Category: Oracle Cloud

Deploying Production-Grade Systems on Oracle Cloud Infrastructure (OCI) with Terraform

Launching a virtual machine is easy. Running secure, reliable, production-grade systems is not. This guide shows how to deploy enterprise-ready compute infrastructure on Oracle Cloud Infrastructure (OCI) using Terraform, with a focus on security, fault tolerance, and long-term operability.


What “Production-Grade” Actually Means

A production environment is defined by predictability, not convenience. Production systems must survive failures, scale safely, and be observable at all times.

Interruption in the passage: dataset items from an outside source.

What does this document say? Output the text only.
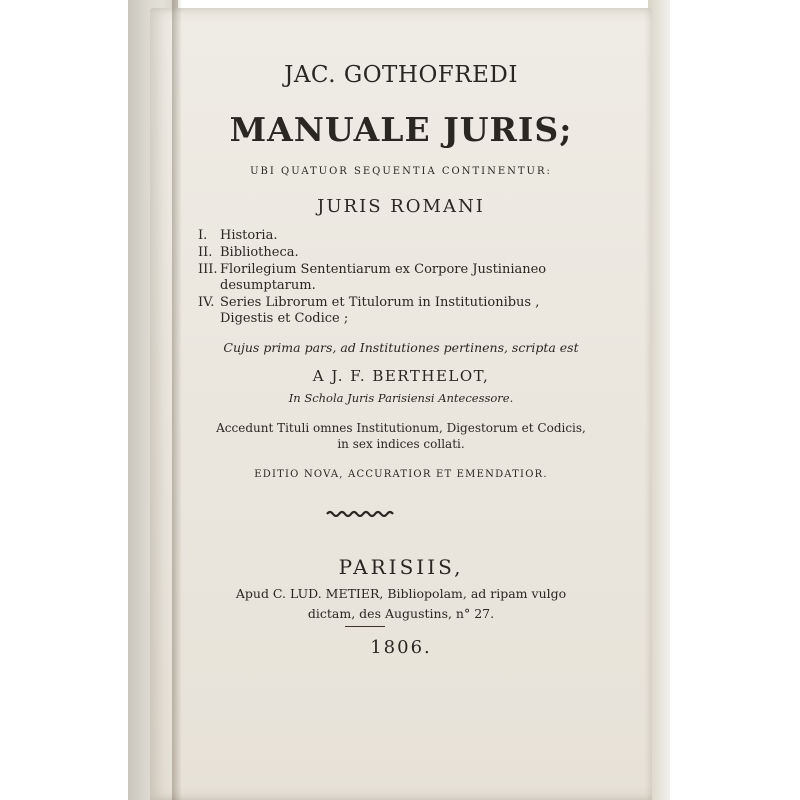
JAC. GOTHOFREDI
MANUALE JURIS;
UBI QUATUOR SEQUENTIA CONTINENTUR:
JURIS ROMANI
I. Historia.
II. Bibliotheca.
III. Florilegium Sententiarum ex Corpore Justinianeo
desumptarum.
IV. Series Librorum et Titulorum in Institutionibus ,
Digestis et Codice ;
Cujus prima pars, ad Institutiones pertinens, scripta est
A J. F. BERTHELOT,
In Schola Juris Parisiensi Antecessore.
Accedunt Tituli omnes Institutionum, Digestorum et Codicis,
in sex indices collati.
EDITIO NOVA, ACCURATIOR ET EMENDATIOR.
PARISIIS,
Apud C. LUD. METIER, Bibliopolam, ad ripam vulgo
dictam, des Augustins, n° 27.
1806.
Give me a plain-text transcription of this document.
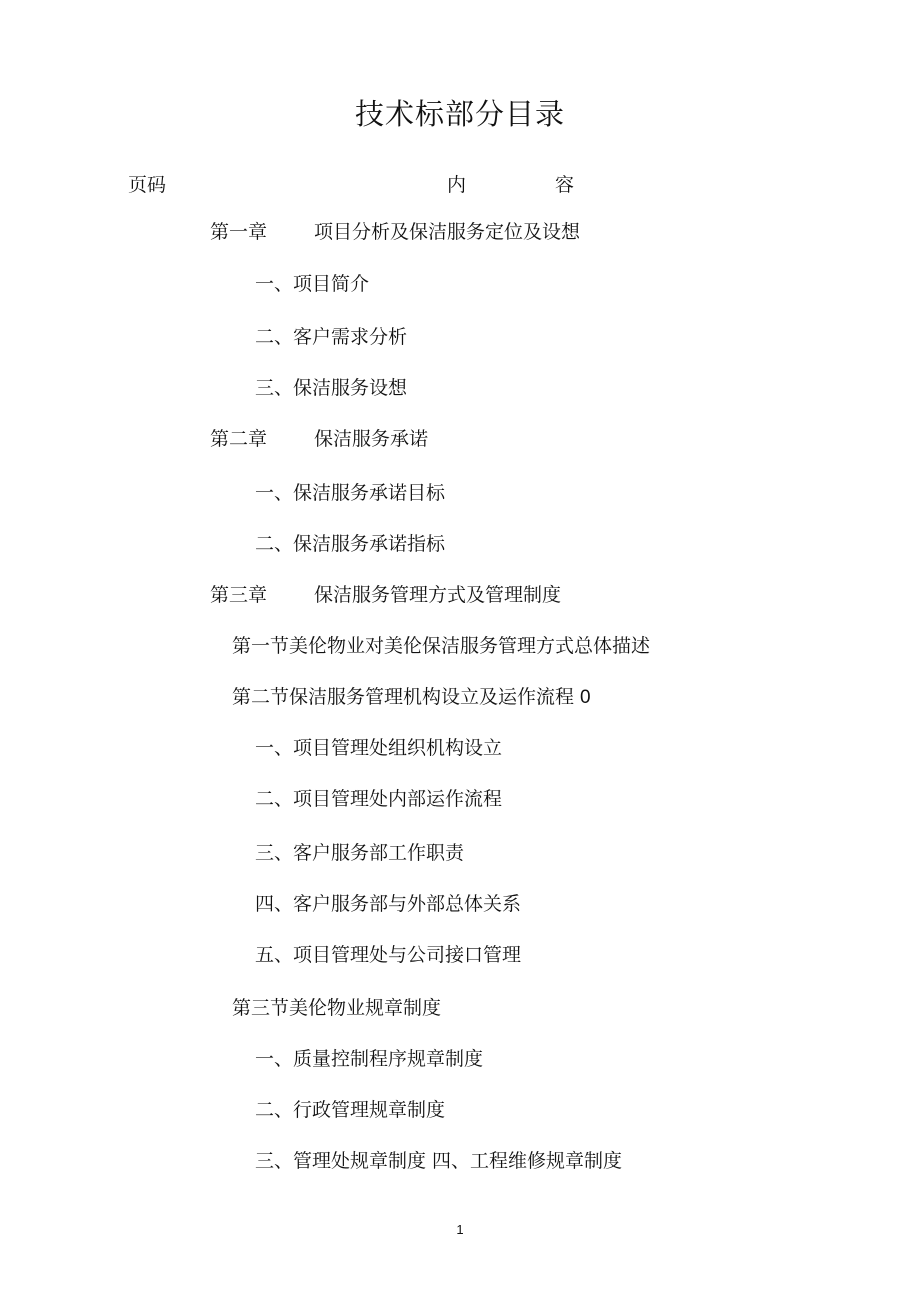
技术标部分目录
页码	内	容
第一章 项目分析及保洁服务定位及设想
一、项目简介
二、客户需求分析
三、保洁服务设想
第二章 保洁服务承诺
一、保洁服务承诺目标
二、保洁服务承诺指标
第三章 保洁服务管理方式及管理制度
第一节美伦物业对美伦保洁服务管理方式总体描述
第二节保洁服务管理机构设立及运作流程 0
一、项目管理处组织机构设立
二、项目管理处内部运作流程
三、客户服务部工作职责
四、客户服务部与外部总体关系
五、项目管理处与公司接口管理
第三节美伦物业规章制度
一、质量控制程序规章制度
二、行政管理规章制度
三、管理处规章制度 四、工程维修规章制度
1
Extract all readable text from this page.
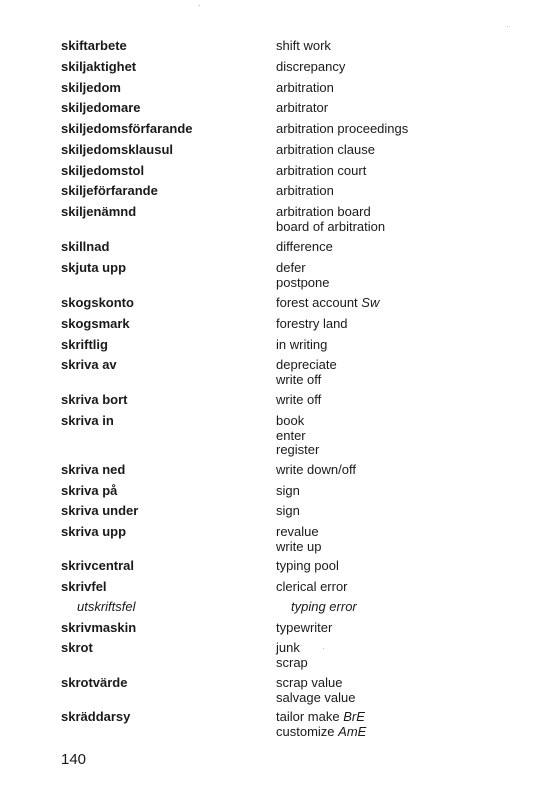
skiftarbete	shift work
skiljaktighet	discrepancy
skiljedom	arbitration
skiljedomare	arbitrator
skiljedomsförfarande	arbitration proceedings
skiljedomsklausul	arbitration clause
skiljedomstol	arbitration court
skiljeförfarande	arbitration
skiljenämnd	arbitration board
board of arbitration
skillnad	difference
skjuta upp	defer
postpone
skogskonto	forest account Sw
skogsmark	forestry land
skriftlig	in writing
skriva av	depreciate
write off
skriva bort	write off
skriva in	book
enter
register
skriva ned	write down/off
skriva på	sign
skriva under	sign
skriva upp	revalue
write up
skrivcentral	typing pool
skrivfel	clerical error
utskriftsfel	typing error
skrivmaskin	typewriter
skrot	junk
scrap
skrotvärde	scrap value
salvage value
skräddarsy	tailor make BrE
customize AmE
140
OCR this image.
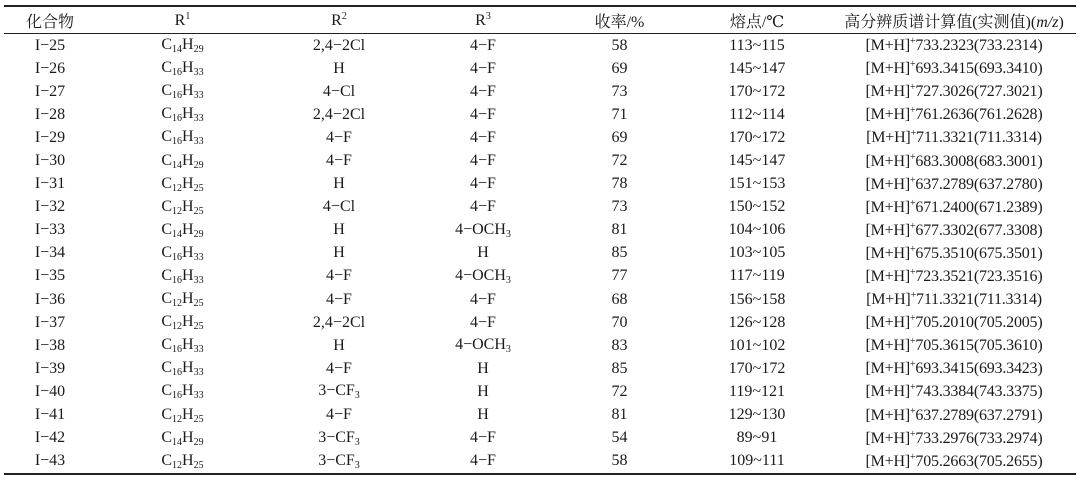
化合物	$R^1$	$R^2$	$R^3$	收率/%	熔点/℃	高分辨质谱计算值(实测值)(m/z)
I−25	$C_{14}H_{29}$	2,4−2Cl	4−F	58	113~115	[M+H]+733.2323(733.2314)
I−26	$C_{16}H_{33}$	H	4−F	69	145~147	[M+H]+693.3415(693.3410)
I−27	$C_{16}H_{33}$	4−Cl	4−F	73	170~172	[M+H]+727.3026(727.3021)
I−28	$C_{16}H_{33}$	2,4−2Cl	4−F	71	112~114	[M+H]+761.2636(761.2628)
I−29	$C_{16}H_{33}$	4−F	4−F	69	170~172	[M+H]+711.3321(711.3314)
I−30	$C_{14}H_{29}$	4−F	4−F	72	145~147	[M+H]+683.3008(683.3001)
I−31	$C_{12}H_{25}$	H	4−F	78	151~153	[M+H]+637.2789(637.2780)
I−32	$C_{12}H_{25}$	4−Cl	4−F	73	150~152	[M+H]+671.2400(671.2389)
I−33	$C_{14}H_{29}$	H	$4-OCH_3$	81	104~106	[M+H]+677.3302(677.3308)
I−34	$C_{16}H_{33}$	H	H	85	103~105	[M+H]+675.3510(675.3501)
I−35	$C_{16}H_{33}$	4−F	$4-OCH_3$	77	117~119	[M+H]+723.3521(723.3516)
I−36	$C_{12}H_{25}$	4−F	4−F	68	156~158	[M+H]+711.3321(711.3314)
I−37	$C_{12}H_{25}$	2,4−2Cl	4−F	70	126~128	[M+H]+705.2010(705.2005)
I−38	$C_{16}H_{33}$	H	$4-OCH_3$	83	101~102	[M+H]+705.3615(705.3610)
I−39	$C_{16}H_{33}$	4−F	H	85	170~172	[M+H]+693.3415(693.3423)
I−40	$C_{16}H_{33}$	$3-CF_3$	H	72	119~121	[M+H]+743.3384(743.3375)
I−41	$C_{12}H_{25}$	4−F	H	81	129~130	[M+H]+637.2789(637.2791)
I−42	$C_{14}H_{29}$	$3-CF_3$	4−F	54	89~91	[M+H]+733.2976(733.2974)
I−43	$C_{12}H_{25}$	$3-CF_3$	4−F	58	109~111	[M+H]+705.2663(705.2655)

  • Private networking by default
  • No public SSH access
  • Replaceable compute instances
  • Persistent storage separated from OS
  • Infrastructure defined as code

Target Architecture Overview

  • Private VCN and subnet with NAT gateway for outbound access
  • Network Security Groups (NSGs) with explicit rules
  • Flex compute shape
  • Detached block storage with iSCSI attachment
  • SSH key authentication only

This architecture is suitable for:

  • SaaS backends
  • Internal APIs
  • Databases
  • AI / ML inference nodes
  • HPC control or login nodes

Terraform: Provider Configuration


terraform {
  required_version = ">= 1.6"

  required_providers {
    oci = {
      source  = "oracle/oci"
      version = ">= 5.0.0"
    }
  }
}

provider "oci" {
  tenancy_ocid     = var.tenancy_ocid
  user_ocid        = var.user_ocid
  fingerprint      = var.fingerprint
  private_key_path = var.private_key_path
  region           = var.region
}

This ensures reproducible deployments and enforces secure API-based authentication.


Variables


variable "tenancy_ocid" {
  description = "OCID of the tenancy"
  type        = string
}

variable "user_ocid" {
  description = "OCID of the user calling the API"
  type        = string
}

variable "fingerprint" {
  description = "Fingerprint of the API signing key"
  type        = string
}

variable "private_key_path" {
  description = "Path to the private key for API authentication"
  type        = string
}

variable "region" {
  description = "OCI region identifier"
  type        = string
}

variable "compartment_ocid" {
  description = "OCID of the compartment for resources"
  type        = string
}

variable "image_ocid" {
  description = "OCID of the compute image (e.g., Oracle Linux 8)"
  type        = string
}

variable "ssh_public_key" {
  description = "Path to SSH public key file"
  type        = string
}

variable "allowed_cidr" {
  description = "CIDR block allowed to access instances (e.g., VPN range)"
  type        = string
  default     = "10.0.0.0/16"
}

Data Sources


data "oci_identity_availability_domains" "ads" {
  compartment_id = var.tenancy_ocid
}

locals {
  availability_domain = data.oci_identity_availability_domains.ads.availability_domains[0].name
}

This retrieves the list of availability domains in your region. We select the first AD for simplicity, but production deployments should consider multi-AD placement.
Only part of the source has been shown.